L’autore, scrivendo per il Journal of Nutrition, trova paradossale che … sebbene l’aumento di carboidrati nella dieta di solito avvenga a spese dei grassi alimentari … il contenuto di grassi (trigliceridi) nel sangue aumenti. Bene, cosa pensava che sarebbe successo? Che i carboidrati si sarebbero trasformati in fatine nel giardino?

Una volta che il fegato e i muscoli sono saturi di zucchero (immagazzinato come glicogeno – un polimero di glucosio) il corpo non può fare assolutamente nient’altro con esso, se non trasformarlo in grasso – attraverso i processi descritti in precedenza. Questa è la scienza di base, incontrovertibile.

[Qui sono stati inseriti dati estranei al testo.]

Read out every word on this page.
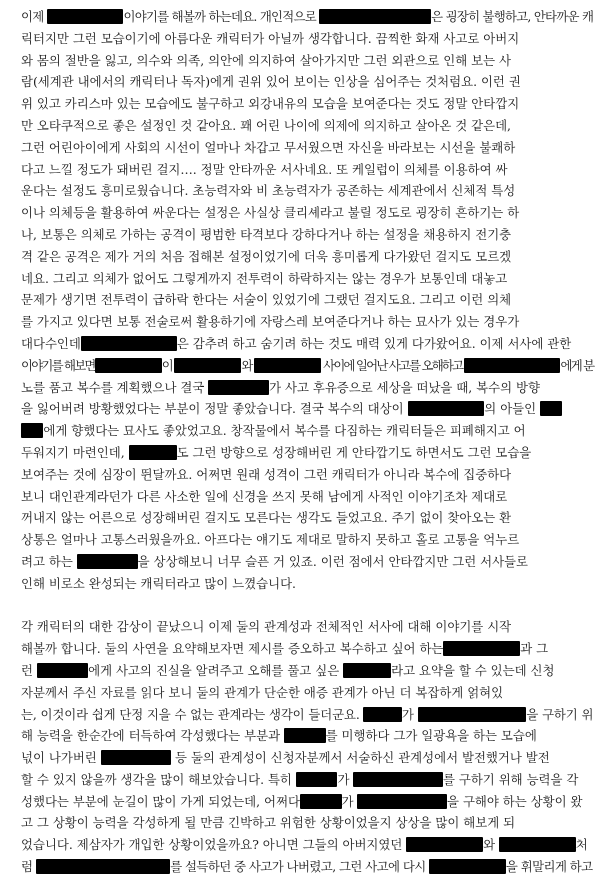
이제	이야기를 해볼까 하는데요. 개인적으로	은 굉장히 불행하고, 안타까운 캐
릭터지만 그런 모습이기에 아름다운 캐릭터가 아닐까 생각합니다. 끔찍한 화재 사고로 아버지
와 몸의 절반을 잃고, 의수와 의족, 의안에 의지하여 살아가지만 그런 외관으로 인해 보는 사
람(세계관 내에서의 캐릭터나 독자)에게 권위 있어 보이는 인상을 심어주는 것처럼요. 이런 권
위 있고 카리스마 있는 모습에도 불구하고 외강내유의 모습을 보여준다는 것도 정말 안타깝지
만 오타쿠적으로 좋은 설정인 것 같아요. 꽤 어린 나이에 의제에 의지하고 살아온 것 같은데,
그런 어린아이에게 사회의 시선이 얼마나 차갑고 무서웠으면 자신을 바라보는 시선을 불쾌하
다고 느낄 정도가 돼버린 걸지…. 정말 안타까운 서사네요. 또 케일럽이 의체를 이용하여 싸
운다는 설정도 흥미로웠습니다. 초능력자와 비 초능력자가 공존하는 세계관에서 신체적 특성
이나 의체등을 활용하여 싸운다는 설정은 사실상 클리셰라고 불릴 정도로 굉장히 흔하기는 하
나, 보통은 의체로 가하는 공격이 평범한 타격보다 강하다거나 하는 설정을 채용하지 전기충
격 같은 공격은 제가 거의 처음 접해본 설정이었기에 더욱 흥미롭게 다가왔던 걸지도 모르겠
네요. 그리고 의체가 없어도 그렇게까지 전투력이 하락하지는 않는 경우가 보통인데 대놓고
문제가 생기면 전투력이 급하락 한다는 서술이 있었기에 그랬던 걸지도요. 그리고 이런 의체
를 가지고 있다면 보통 전술로써 활용하기에 자랑스레 보여준다거나 하는 묘사가 있는 경우가
대다수인데	은 감추려 하고 숨기려 하는 것도 매력 있게 다가왔어요. 이제 서사에 관한
이야기를 해보면	이	와	사이에 일어난 사고를 오해하고	에게 분
노를 품고 복수를 계획했으나 결국	가 사고 후유증으로 세상을 떠났을 때, 복수의 방향
을 잃어버려 방황했었다는 부분이 정말 좋았습니다. 결국 복수의 대상이	의 아들인
에게 향했다는 묘사도 좋았었고요. 창작물에서 복수를 다짐하는 캐릭터들은 피폐해지고 어
두워지기 마련인데,	도 그런 방향으로 성장해버린 게 안타깝기도 하면서도 그런 모습을
보여주는 것에 심장이 뛴달까요. 어쩌면 원래 성격이 그런 캐릭터가 아니라 복수에 집중하다
보니 대인관계라던가 다른 사소한 일에 신경을 쓰지 못해 남에게 사적인 이야기조차 제대로
꺼내지 않는 어른으로 성장해버린 걸지도 모른다는 생각도 들었고요. 주기 없이 찾아오는 환
상통은 얼마나 고통스러웠을까요. 아프다는 얘기도 제대로 말하지 못하고 홀로 고통을 억누르
려고 하는	을 상상해보니 너무 슬픈 거 있죠. 이런 점에서 안타깝지만 그런 서사들로
인해 비로소 완성되는 캐릭터라고 많이 느꼈습니다.
각 캐릭터의 대한 감상이 끝났으니 이제 둘의 관계성과 전체적인 서사에 대해 이야기를 시작
해볼까 합니다. 둘의 사연을 요약해보자면 제시를 증오하고 복수하고 싶어 하는	과 그
런	에게 사고의 진실을 알려주고 오해를 풀고 싶은	라고 요약을 할 수 있는데 신청
자분께서 주신 자료를 읽다 보니 둘의 관계가 단순한 애증 관계가 아닌 더 복잡하게 얽혀있
는, 이것이라 쉽게 단정 지을 수 없는 관계라는 생각이 들더군요.	가	을 구하기 위
해 능력을 한순간에 터득하여 각성했다는 부분과	를 미행하다 그가 일광욕을 하는 모습에
넋이 나가버린	등 둘의 관계성이 신청자분께서 서술하신 관계성에서 발전했거나 발전
할 수 있지 않을까 생각을 많이 해보았습니다. 특히	가	를 구하기 위해 능력을 각
성했다는 부분에 눈길이 많이 가게 되었는데, 어쩌다	가	을 구해야 하는 상황이 왔
고 그 상황이 능력을 각성하게 될 만큼 긴박하고 위험한 상황이었을지 상상을 많이 해보게 되
었습니다. 제삼자가 개입한 상황이었을까요? 아니면 그들의 아버지였던	와	처
럼	를 설득하던 중 사고가 나버렸고, 그런 사고에 다시	을 휘말리게 하고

La maggior parte delle persone che sono interessate ai potenziali benefici della dieta povera di carboidrati a basso contenuto di carboidrati (LCHF), hanno avuto la tendenza a vedere tale approccio dal punto di vista del controllo del diabete e della perdita di peso. Si sono avvicinate alla dieta LCHF dal punto di vista delle malattie cardiache.

Quando comprendi come funziona (ciò che la scienza dimostra) ti ritrovi a guardare le teorie odierne delle diete salutari per il cuore (il grasso nella dieta aumenta i livelli di LDL, che causa le malattie cardiache) come discorsi senza alcun senso. Tuttavia, tale è la determinazione degli esperti nutrizionisti a difendere la loro posizione che non danno mai una spiegazione alla domanda: “cosa succede ai carboidrati?”

Quello che succede ai carboidrati è che sono tutti trasformati in grassi saturi. Questo aumenta quindi i livelli di VLDL e questi, a loro volta, diventano LDL. Tuttavia, mangiare carboidrati dovrebbe essere sano e mangiare grassi saturi non è salutare. Mah… Vai a capire :).